In this script, the magnetic field \(h\) is changed in steps of \(0.25\) from \(0\) to \(5\), and the ground state energy and \(\langle S_z \rangle\) are calculated and output to energy.dat and magnetization.dat, respectively. In order to see what happens when the number of time steps for simple update is changed, calculations are also performed with \(100\), \(200\), \(500\), \(1000\), and \(2000\) steps for each magnetic field. In order to reduce the amount of calculation, the information of the wave function obtained with a small number of steps is stored in tensor_save, and this is used as the initial state for the calculation of a larger number of steps. For example, the python script first performs a calculation with the number of time steps set to 100, and output the result. Then, it perform a calculation with the number of time steps set to 200 using the wave function at the end of the calculation of the number of steps 100. The script consequently reduce the amount of the calculation by 100 steps for the latter in the directory.

Let’s actually run it. After passing through a path to tenes in advance, execute calculation by typing as follows.

python tutorial_magnetization.py

The calculation will finish within a few hours if you use a notebook PC using a single processor. After the calculation is completed, start up gnuplot and type

load 'plot.gp'

to obtain the magnetization curve as shown in the right panel of Fig. 4.5. In a similar way,

load 'plot_ene.gp'

we obtain the ground-state energy as shown in the left panel of Fig. 4.5 .
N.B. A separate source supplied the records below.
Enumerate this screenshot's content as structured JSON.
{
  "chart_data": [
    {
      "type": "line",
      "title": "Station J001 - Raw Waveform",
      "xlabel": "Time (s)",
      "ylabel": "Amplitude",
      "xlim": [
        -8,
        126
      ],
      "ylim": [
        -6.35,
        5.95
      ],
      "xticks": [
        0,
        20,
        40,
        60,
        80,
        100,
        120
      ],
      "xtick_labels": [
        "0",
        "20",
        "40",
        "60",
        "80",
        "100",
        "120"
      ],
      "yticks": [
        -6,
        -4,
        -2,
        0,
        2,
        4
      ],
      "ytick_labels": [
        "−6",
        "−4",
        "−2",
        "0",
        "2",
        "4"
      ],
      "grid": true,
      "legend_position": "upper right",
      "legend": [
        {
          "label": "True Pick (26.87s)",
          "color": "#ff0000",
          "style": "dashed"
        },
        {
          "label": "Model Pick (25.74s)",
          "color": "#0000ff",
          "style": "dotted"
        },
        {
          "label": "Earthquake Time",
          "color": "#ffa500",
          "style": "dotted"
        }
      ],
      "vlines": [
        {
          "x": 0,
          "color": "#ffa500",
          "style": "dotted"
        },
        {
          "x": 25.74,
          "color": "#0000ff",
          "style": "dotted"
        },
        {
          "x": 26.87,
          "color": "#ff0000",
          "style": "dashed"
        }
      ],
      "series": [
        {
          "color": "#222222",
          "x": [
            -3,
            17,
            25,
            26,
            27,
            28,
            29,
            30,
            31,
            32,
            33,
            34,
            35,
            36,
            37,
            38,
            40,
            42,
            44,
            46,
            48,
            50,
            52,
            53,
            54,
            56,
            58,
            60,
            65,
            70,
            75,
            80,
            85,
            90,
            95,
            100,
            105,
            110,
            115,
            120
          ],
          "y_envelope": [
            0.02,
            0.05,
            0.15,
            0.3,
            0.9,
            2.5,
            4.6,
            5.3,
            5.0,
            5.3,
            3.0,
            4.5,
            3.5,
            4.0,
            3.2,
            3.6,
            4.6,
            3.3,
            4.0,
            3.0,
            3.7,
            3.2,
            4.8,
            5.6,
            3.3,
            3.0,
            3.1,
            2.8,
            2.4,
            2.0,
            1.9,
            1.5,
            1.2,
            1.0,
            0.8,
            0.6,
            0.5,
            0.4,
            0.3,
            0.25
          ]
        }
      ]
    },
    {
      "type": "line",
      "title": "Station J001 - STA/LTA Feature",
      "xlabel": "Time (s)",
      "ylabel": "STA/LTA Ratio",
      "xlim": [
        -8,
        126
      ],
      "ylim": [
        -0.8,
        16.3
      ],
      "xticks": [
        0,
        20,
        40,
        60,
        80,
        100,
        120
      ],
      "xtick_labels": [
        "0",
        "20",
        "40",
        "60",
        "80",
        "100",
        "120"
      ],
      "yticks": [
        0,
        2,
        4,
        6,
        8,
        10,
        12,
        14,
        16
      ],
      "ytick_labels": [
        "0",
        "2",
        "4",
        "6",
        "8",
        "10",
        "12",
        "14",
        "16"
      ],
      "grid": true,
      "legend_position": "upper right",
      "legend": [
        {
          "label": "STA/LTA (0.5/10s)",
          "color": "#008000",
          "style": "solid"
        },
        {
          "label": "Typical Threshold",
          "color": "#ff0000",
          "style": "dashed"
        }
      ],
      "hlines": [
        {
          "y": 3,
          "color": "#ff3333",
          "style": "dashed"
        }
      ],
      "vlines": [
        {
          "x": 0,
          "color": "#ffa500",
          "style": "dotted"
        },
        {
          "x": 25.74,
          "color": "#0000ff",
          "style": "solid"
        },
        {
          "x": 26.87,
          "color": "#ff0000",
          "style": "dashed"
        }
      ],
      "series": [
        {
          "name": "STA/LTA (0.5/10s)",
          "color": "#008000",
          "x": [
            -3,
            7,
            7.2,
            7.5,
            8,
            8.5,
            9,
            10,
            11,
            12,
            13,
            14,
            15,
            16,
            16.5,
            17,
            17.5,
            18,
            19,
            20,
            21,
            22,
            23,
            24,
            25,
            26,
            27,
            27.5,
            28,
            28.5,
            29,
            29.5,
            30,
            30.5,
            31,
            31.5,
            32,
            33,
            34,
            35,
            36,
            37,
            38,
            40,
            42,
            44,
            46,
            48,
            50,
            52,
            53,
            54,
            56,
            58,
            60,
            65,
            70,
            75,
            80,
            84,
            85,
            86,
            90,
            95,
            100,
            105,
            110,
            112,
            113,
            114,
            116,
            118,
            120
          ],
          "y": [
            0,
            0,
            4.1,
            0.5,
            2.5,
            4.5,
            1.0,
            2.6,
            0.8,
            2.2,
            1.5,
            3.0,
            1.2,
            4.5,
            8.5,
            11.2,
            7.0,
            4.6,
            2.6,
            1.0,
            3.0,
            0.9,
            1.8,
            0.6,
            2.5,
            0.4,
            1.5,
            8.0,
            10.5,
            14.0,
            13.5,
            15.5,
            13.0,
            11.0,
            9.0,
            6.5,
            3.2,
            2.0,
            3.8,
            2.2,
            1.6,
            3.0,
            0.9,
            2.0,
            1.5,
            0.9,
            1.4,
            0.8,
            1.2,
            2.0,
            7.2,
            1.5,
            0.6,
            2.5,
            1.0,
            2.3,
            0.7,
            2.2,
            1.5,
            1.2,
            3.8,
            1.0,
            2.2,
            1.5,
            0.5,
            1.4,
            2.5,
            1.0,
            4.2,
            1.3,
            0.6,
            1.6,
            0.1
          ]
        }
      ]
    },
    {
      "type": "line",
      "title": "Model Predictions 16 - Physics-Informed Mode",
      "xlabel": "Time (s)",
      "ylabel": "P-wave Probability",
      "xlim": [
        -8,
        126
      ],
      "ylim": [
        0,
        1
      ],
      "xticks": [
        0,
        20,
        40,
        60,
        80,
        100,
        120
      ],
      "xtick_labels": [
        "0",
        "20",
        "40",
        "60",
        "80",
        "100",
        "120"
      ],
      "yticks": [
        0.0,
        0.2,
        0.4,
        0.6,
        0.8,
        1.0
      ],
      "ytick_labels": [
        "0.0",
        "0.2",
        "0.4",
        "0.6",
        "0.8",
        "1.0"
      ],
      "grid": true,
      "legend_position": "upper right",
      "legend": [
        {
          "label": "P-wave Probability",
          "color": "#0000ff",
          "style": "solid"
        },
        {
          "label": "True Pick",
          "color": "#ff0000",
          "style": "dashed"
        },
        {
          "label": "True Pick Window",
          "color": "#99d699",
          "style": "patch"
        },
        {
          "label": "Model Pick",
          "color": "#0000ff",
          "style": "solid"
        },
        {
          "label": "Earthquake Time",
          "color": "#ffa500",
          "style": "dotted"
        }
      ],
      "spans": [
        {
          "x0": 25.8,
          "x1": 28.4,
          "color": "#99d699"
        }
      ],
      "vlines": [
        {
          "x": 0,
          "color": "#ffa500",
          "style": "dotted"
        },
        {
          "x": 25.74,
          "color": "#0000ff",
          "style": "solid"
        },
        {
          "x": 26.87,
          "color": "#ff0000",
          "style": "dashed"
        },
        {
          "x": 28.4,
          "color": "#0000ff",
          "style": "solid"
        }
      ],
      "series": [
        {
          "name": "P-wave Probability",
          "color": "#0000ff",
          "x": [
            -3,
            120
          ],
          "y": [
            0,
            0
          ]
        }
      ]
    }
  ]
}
As can be seen from the result for a sufficiently large number of steps (for example, 2000 steps), a plateau structure occurs in the magnetization process at the magnetization of \(1/3\) of the saturation magnetization \(\langle S_z \rangle = 0.5\). On this plateau, spins on the three lattices form a periodic magnetic structure with \(\uparrow\), \(\uparrow\), \(\downarrow\), and a spin gap is generated. This plateau structure is unique to the triangular lattice. To see whether the accuracy of calculation is enough or not, it is helpful to check the step dependence of energy. In principle, the ground-state energy should decrease as the number of steps increases, but in some magnetic fields, the calculated energy increases. This is a sign that the calculation accuracy is not good. It is presumed that it is necessary to increase the bond dimension.

../_images/tutorial_5_triangular.png

Fig. 4.5 Ground state energy (left figure) and magnetization (right figure) of the Heisenberg model on the triangular lattice.

Next, let’s perform the calculation for a model on a square lattice. Use the toml file basic_square.toml and the python script tutorial_magnetization_square.py in the sample/04_magnetization directory. The content of basic_square.toml is the same as basic.toml except that the lattice section has been changed as follows.

[lattice]
type = "square lattice"
L = 2
W = 2

To perform the calculation, type:

python tutorial_magnetization_square.py

After the calculation is completed, start up gnuplot and type

load 'plot_square.gp'

Then, the magnetization curve shown in the right panel of Fig. 4.6 is obtained. In a similar way, by typing the following command,

load 'plot_square_ene.gp'

you will obtain the ground-state energy as shown in the left panel of Fig. 4.6. The calculation is almost converged at 2000 steps, and it can be seen that the plateau structure does not appear unlike the triangular lattice Heisenberg model. Since the energy generally decreases as the number of steps is increased, it is assumed that the calculation accuracy is sufficiently high.

../_images/tutorial_5_square.png

Fig. 4.6 Ground state energy (left figure) and magnetization (right figure) of the Heisenberg model on the square lattice.